Speaker / Presenter:
William R. Scott Brown Bag Series
Critical inquiry into various constructions of Black identity through modes of popular culture fall, into a decidedly speculative arena known as the Ethnogothic. The Ethnogothic deals much more with the past than the future. It examines Black identity as a material that has been generated as a cultural artifact or talisman that haunts the lives of Black people. Indeed, in conjuring the idea of haunting, the experience of Black people can be equated with a Gothic aesthetic. The vehicle for the novel Blue Light ‘Til Dawn uses an African Yoruba-Mississippi Delta supernatural trope. This trope is replete with Pan African expressions and languages of the south: the fusing of blues tradition with the ethos of primitive tradition. Blue Light ‘Til Dawn allows characters to imagine themselves in the future with their connection to the past acting as a counterpoint.
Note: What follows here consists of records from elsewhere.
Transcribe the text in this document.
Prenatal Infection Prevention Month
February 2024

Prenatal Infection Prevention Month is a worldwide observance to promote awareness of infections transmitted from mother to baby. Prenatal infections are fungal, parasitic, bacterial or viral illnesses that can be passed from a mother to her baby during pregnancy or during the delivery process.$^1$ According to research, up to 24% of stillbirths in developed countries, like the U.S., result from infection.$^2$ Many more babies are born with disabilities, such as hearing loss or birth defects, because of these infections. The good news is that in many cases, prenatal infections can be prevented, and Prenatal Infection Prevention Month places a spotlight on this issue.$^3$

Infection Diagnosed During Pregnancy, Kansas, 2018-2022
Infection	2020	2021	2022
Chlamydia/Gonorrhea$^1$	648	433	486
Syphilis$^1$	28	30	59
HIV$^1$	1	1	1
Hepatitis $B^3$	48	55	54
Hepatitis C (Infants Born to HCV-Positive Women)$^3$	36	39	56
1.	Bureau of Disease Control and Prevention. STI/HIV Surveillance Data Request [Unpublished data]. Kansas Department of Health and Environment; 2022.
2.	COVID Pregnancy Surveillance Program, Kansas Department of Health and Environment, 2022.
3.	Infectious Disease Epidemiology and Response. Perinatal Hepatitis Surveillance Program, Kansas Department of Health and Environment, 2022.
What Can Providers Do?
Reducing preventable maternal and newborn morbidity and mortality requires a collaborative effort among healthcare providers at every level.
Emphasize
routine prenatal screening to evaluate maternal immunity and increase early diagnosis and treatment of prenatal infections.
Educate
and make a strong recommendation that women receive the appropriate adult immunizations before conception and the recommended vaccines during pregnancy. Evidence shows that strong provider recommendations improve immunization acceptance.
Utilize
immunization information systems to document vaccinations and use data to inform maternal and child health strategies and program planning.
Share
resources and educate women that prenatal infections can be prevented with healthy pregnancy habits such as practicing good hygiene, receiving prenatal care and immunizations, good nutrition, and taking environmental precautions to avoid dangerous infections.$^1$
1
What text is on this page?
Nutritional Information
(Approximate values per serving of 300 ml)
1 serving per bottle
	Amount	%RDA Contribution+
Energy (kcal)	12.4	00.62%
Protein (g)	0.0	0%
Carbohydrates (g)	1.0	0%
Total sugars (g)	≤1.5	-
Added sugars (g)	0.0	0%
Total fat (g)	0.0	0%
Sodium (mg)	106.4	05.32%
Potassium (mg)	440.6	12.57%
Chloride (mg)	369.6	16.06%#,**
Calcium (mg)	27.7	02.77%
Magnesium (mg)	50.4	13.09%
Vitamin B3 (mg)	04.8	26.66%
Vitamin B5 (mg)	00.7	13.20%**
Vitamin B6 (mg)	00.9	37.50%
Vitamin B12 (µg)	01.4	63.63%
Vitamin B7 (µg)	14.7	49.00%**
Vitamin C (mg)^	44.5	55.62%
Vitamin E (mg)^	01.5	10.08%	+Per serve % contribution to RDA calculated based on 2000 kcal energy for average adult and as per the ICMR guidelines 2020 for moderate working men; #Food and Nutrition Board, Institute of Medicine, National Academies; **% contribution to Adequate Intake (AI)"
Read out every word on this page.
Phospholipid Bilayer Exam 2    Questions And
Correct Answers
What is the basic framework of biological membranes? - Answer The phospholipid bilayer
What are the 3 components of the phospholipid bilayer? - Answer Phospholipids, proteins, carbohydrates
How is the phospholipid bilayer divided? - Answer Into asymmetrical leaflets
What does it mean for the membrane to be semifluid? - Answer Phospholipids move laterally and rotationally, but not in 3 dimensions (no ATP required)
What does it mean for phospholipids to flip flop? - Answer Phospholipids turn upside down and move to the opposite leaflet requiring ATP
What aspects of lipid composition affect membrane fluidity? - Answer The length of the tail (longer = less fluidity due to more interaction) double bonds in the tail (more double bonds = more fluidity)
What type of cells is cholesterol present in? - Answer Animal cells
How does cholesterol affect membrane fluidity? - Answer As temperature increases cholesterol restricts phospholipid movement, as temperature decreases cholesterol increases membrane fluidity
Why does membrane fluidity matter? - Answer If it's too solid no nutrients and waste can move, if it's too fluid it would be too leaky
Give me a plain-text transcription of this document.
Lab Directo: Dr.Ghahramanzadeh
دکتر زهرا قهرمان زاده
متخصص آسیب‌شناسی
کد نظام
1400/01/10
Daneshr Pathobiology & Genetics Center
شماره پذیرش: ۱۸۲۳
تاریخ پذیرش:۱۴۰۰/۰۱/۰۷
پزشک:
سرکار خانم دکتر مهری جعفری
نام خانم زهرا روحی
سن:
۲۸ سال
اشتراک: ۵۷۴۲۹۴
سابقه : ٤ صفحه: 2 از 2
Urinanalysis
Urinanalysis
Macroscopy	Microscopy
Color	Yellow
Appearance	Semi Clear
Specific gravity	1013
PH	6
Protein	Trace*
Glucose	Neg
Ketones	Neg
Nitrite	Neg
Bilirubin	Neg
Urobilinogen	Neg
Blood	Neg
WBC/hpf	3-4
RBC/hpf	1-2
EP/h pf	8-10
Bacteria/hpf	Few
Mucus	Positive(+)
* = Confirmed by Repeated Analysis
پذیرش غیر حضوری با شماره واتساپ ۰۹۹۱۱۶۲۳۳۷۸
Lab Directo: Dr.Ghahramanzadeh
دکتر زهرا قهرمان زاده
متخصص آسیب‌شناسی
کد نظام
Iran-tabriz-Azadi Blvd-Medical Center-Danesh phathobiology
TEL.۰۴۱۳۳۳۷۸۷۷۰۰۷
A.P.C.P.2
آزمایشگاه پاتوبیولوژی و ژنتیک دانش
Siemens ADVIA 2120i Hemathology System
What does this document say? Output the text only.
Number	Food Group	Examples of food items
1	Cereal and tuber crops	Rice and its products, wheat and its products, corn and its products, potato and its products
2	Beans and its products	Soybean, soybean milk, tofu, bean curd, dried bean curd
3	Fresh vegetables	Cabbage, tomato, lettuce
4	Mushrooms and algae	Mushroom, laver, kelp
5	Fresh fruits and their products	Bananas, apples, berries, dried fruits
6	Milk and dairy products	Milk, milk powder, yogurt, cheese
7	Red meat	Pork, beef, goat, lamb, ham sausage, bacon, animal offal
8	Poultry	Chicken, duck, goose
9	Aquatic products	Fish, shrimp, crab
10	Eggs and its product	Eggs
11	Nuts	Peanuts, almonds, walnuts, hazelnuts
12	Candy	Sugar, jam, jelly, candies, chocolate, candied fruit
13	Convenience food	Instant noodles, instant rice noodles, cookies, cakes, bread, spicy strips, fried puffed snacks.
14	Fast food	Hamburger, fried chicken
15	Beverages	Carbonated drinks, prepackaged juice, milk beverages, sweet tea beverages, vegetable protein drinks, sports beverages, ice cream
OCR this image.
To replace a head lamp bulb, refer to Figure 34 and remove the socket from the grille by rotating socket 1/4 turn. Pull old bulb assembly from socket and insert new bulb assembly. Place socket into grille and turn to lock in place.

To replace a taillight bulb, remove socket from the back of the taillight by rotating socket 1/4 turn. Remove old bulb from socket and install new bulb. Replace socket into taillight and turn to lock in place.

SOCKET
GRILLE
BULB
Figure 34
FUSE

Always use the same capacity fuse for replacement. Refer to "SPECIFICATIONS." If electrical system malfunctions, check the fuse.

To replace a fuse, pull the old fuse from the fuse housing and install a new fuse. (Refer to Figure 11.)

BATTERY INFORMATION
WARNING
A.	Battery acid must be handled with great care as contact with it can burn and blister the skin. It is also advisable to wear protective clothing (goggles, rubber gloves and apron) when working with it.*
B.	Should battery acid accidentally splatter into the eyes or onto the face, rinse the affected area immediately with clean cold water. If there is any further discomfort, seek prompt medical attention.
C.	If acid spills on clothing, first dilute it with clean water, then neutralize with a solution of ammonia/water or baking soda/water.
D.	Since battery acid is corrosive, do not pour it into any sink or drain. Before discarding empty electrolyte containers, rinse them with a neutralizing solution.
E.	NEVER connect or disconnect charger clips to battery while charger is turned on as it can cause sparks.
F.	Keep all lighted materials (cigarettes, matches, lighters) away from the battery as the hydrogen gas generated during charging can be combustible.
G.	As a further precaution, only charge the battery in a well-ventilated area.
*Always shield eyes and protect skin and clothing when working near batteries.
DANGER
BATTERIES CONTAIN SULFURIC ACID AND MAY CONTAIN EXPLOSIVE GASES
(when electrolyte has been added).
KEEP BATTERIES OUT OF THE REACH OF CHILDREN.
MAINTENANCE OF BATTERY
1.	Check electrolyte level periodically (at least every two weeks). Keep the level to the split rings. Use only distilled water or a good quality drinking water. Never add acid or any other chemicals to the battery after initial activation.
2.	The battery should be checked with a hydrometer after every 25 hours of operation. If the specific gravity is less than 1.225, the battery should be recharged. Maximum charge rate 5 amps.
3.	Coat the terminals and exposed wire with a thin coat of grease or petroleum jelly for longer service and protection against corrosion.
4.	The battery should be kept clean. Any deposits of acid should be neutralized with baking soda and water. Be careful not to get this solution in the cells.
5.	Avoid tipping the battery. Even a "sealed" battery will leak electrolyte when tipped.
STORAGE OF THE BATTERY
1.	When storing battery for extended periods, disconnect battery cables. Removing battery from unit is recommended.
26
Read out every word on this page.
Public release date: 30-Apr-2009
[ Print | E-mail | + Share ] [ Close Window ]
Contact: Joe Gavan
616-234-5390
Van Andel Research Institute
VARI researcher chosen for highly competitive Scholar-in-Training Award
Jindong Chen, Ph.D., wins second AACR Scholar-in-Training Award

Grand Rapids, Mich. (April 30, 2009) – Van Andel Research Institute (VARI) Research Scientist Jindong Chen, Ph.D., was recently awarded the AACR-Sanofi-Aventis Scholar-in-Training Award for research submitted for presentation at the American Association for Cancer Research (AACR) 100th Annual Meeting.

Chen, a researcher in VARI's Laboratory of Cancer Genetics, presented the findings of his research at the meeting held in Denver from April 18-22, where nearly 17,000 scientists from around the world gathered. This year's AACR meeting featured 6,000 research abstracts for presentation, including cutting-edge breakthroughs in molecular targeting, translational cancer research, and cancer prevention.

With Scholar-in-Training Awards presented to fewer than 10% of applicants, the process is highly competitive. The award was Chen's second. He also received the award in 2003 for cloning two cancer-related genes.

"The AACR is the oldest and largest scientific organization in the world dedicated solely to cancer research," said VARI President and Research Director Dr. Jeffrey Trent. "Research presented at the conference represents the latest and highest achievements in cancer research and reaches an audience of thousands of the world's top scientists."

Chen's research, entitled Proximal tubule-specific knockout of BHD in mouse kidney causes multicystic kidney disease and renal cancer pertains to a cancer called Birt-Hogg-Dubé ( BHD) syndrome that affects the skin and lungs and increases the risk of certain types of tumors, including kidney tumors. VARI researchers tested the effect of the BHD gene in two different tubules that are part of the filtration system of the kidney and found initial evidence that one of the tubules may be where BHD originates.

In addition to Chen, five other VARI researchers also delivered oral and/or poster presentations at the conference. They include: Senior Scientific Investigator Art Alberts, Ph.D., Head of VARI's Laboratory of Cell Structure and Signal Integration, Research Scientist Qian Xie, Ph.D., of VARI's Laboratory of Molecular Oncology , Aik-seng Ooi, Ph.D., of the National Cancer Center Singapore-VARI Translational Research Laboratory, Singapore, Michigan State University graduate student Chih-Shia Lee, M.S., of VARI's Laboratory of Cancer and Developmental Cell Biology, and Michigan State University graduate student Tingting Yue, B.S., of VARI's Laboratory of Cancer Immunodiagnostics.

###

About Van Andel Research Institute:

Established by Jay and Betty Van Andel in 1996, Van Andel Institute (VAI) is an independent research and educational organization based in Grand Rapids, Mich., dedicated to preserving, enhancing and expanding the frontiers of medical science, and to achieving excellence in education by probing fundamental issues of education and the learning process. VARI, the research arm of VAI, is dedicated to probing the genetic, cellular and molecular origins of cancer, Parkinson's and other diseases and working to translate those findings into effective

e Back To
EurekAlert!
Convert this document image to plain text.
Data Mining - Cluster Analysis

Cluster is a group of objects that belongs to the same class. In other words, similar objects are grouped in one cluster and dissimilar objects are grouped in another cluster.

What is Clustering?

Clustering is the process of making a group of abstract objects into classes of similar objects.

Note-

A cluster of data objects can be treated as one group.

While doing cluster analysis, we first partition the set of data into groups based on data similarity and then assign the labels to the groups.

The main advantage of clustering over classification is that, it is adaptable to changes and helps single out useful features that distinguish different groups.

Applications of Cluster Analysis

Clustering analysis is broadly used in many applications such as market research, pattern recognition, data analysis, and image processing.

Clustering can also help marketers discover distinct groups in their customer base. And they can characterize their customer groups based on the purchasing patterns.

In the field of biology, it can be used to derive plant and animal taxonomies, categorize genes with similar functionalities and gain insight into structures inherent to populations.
In the novel, the Black body houses the idea of the grotesque Other and also acts as an index for haunted spaces filled with all manner of dark fantasies, sordid nightmares, and insidious curiosities about the abject. Gothic cultural expressions and spiritual emblems including African vodoun, black southern folk culture and the black church interact with the black body as haunted—an index of a haunted space—the black body as a traumatic entity intersects with the immobility of slavery and race as a performed identity—as an antiquated technology that creates identity. As this supernatural trope materializes while one travels through the destabilized spaces in Blue Light ‘Til Dawn, other questions around the intersections between representations of race, sexuality, gender, spirituality, and cultural expressions are dealt with. In turn, the monolithic idea of black identity becomes polarized.